Fundamentally, the CCP views S&T as servants of the state. In a foundational sense, its plan for science isn’t a “grand experiment,” seeking an original path to modernization, but closer to an upgrade or revision of the Soviet model. That approach was largely isolationist and bound to fail, while China’s research enterprise is highly connected with global S&T and markets and thus bound to succeed in certain ways, unless tensions with the U.S., EU, and Japan continue to increase and a more intensive period of research nationalism arrives. But either way, both Soviet and Chinese efforts exist under the penetrative control of a political system that exalts the state above all else, aggressively suppresses freedom of expression, and employs secret police, disinformation, and advanced methods of surveillance to enforce compliance.

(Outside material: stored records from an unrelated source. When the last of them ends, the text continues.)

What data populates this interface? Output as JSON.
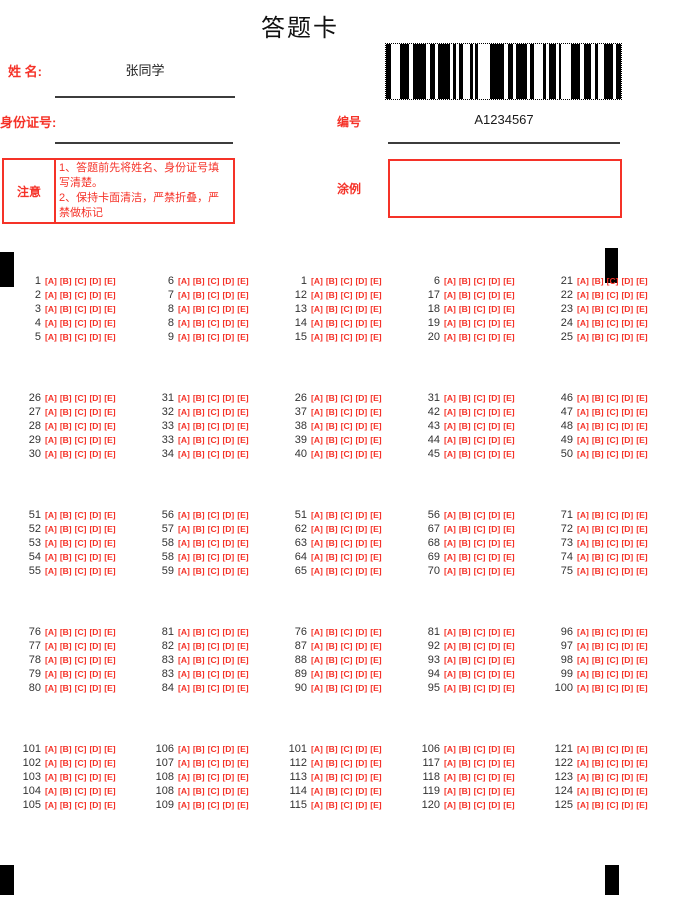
{
  "title": "答题卡",
  "fields": {
    "name_label": "姓 名:",
    "name_value": "张同学",
    "id_label": "身份证号:",
    "id_value": "",
    "number_label": "编号",
    "number_value": "A1234567",
    "notice_label": "注意",
    "notice_lines": [
      "1、答题前先将姓名、身份证号填写清楚。",
      "2、保持卡面清洁，严禁折叠，严禁做标记"
    ],
    "example_label": "涂例"
  },
  "options": [
    "[A]",
    "[B]",
    "[C]",
    "[D]",
    "[E]"
  ],
  "colors": {
    "accent_red": "#f53228",
    "ink": "#333333"
  },
  "barcode": {
    "text": "A1234567",
    "pattern": [
      5,
      11,
      10,
      4,
      14,
      5,
      5,
      3,
      14,
      3,
      4,
      3,
      4,
      8,
      3,
      3,
      3,
      13,
      16,
      4,
      6,
      3,
      12,
      3,
      5,
      10,
      3,
      3,
      8,
      3,
      3,
      11,
      10,
      4,
      8,
      4,
      4,
      6,
      10,
      3,
      6
    ]
  },
  "grid": {
    "blocks": [
      {
        "columns": [
          [
            1,
            2,
            3,
            4,
            5
          ],
          [
            6,
            7,
            8,
            8,
            9
          ],
          [
            1,
            12,
            13,
            14,
            15
          ],
          [
            6,
            17,
            18,
            19,
            20
          ],
          [
            21,
            22,
            23,
            24,
            25
          ]
        ]
      },
      {
        "columns": [
          [
            26,
            27,
            28,
            29,
            30
          ],
          [
            31,
            32,
            33,
            33,
            34
          ],
          [
            26,
            37,
            38,
            39,
            40
          ],
          [
            31,
            42,
            43,
            44,
            45
          ],
          [
            46,
            47,
            48,
            49,
            50
          ]
        ]
      },
      {
        "columns": [
          [
            51,
            52,
            53,
            54,
            55
          ],
          [
            56,
            57,
            58,
            58,
            59
          ],
          [
            51,
            62,
            63,
            64,
            65
          ],
          [
            56,
            67,
            68,
            69,
            70
          ],
          [
            71,
            72,
            73,
            74,
            75
          ]
        ]
      },
      {
        "columns": [
          [
            76,
            77,
            78,
            79,
            80
          ],
          [
            81,
            82,
            83,
            83,
            84
          ],
          [
            76,
            87,
            88,
            89,
            90
          ],
          [
            81,
            92,
            93,
            94,
            95
          ],
          [
            96,
            97,
            98,
            99,
            100
          ]
        ]
      },
      {
        "columns": [
          [
            101,
            102,
            103,
            104,
            105
          ],
          [
            106,
            107,
            108,
            108,
            109
          ],
          [
            101,
            112,
            113,
            114,
            115
          ],
          [
            106,
            117,
            118,
            119,
            120
          ],
          [
            121,
            122,
            123,
            124,
            125
          ]
        ]
      }
    ]
  }
}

These realities, together with the problem of IP appropriation, reflect the truth that China’s limited capabilities are indigenous to its political system. They reflect a totalitarian state failing to bend modern science to its will. This situation has four endemic aspects: 1) lack of political freedom in “sensitive” areas for the CCP becomes lack of research freedom; 2) politicization of research redefining researchers as political actors in China’s whole-of-nation effort to succeed as a global power; 3) recasting the research community as a potential source of disloyalty, due to the lure for it to obey standards of openness in global science; and 4) the tendency to talk of “basic research” but actually mean the concentrating of resources in areas deemed especially important to defined national goals.

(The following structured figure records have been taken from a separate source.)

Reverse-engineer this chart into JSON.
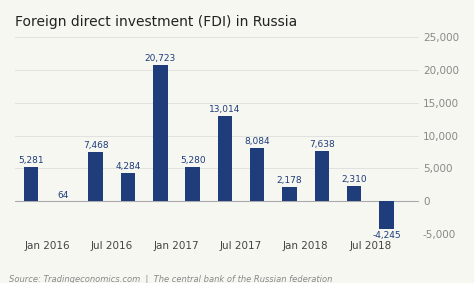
{
  "title": "Foreign direct investment (FDI) in Russia",
  "source": "Source: Tradingeconomics.com  |  The central bank of the Russian federation",
  "x_labels": [
    "Jan 2016",
    "Jul 2016",
    "Jan 2017",
    "Jul 2017",
    "Jan 2018",
    "Jul 2018"
  ],
  "values": [
    5281,
    64,
    7468,
    4284,
    20723,
    5280,
    13014,
    8084,
    2178,
    7638,
    2310,
    -4245
  ],
  "value_labels": [
    "5,281",
    "64",
    "7,468",
    "4,284",
    "20,723",
    "5,280",
    "13,014",
    "8,084",
    "2,178",
    "7,638",
    "2,310",
    "-4,245"
  ],
  "bar_color": "#1f3d7a",
  "background_color": "#f7f7f2",
  "grid_color": "#dddddd",
  "ylim": [
    -5000,
    25000
  ],
  "yticks": [
    -5000,
    0,
    5000,
    10000,
    15000,
    20000,
    25000
  ],
  "title_fontsize": 10,
  "label_fontsize": 6.5,
  "tick_fontsize": 7.5,
  "source_fontsize": 6
}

These comments recall early post-war discussions about whether science could be better advanced in a democratic or autocratic society. Despite its failing under Stalin with the Lysenko episode, the Soviet Union later shocked the West with the success of Sputnik. Time, however, provided the final answer: the Soviets advanced greatly in some mega-project areas favored by the government and in theoretical fields more distant from politics (mathematics, theoretical physics). Otherwise, as Loren Graham and others have made clear, it failed to keep pace, falling behind in most fields, not least computer S&T.

In July 1945, only days before a nuclear detonation over Hiroshima, a report arrived at FDR’s desk written by wartime Director of Scientific Research and Development, Vannevar Bush. Science, The Endless Frontier would prove epochal as a blueprint for the post-war research enterprise in the U.S. Giving the topic wide scope, Bush was especially concerned with basic research, the necessity to release it from wartime government command. The aims of government, he said, would overlap but never coincide with the knowledge-seeking goals of basic research. More than 75 years of history have not altered this conclusion.

It is notable that in Science, the Endless Frontier, the word “freedom” occurs more than 200 times. In China’s MLP document for S&T development, it appears once. As Graham wrote in the early 1990s, “science may be a social construction, but it can be socially constructed in strikingly more and less effective ways…The need for political freedom is not a cliché but a reality.”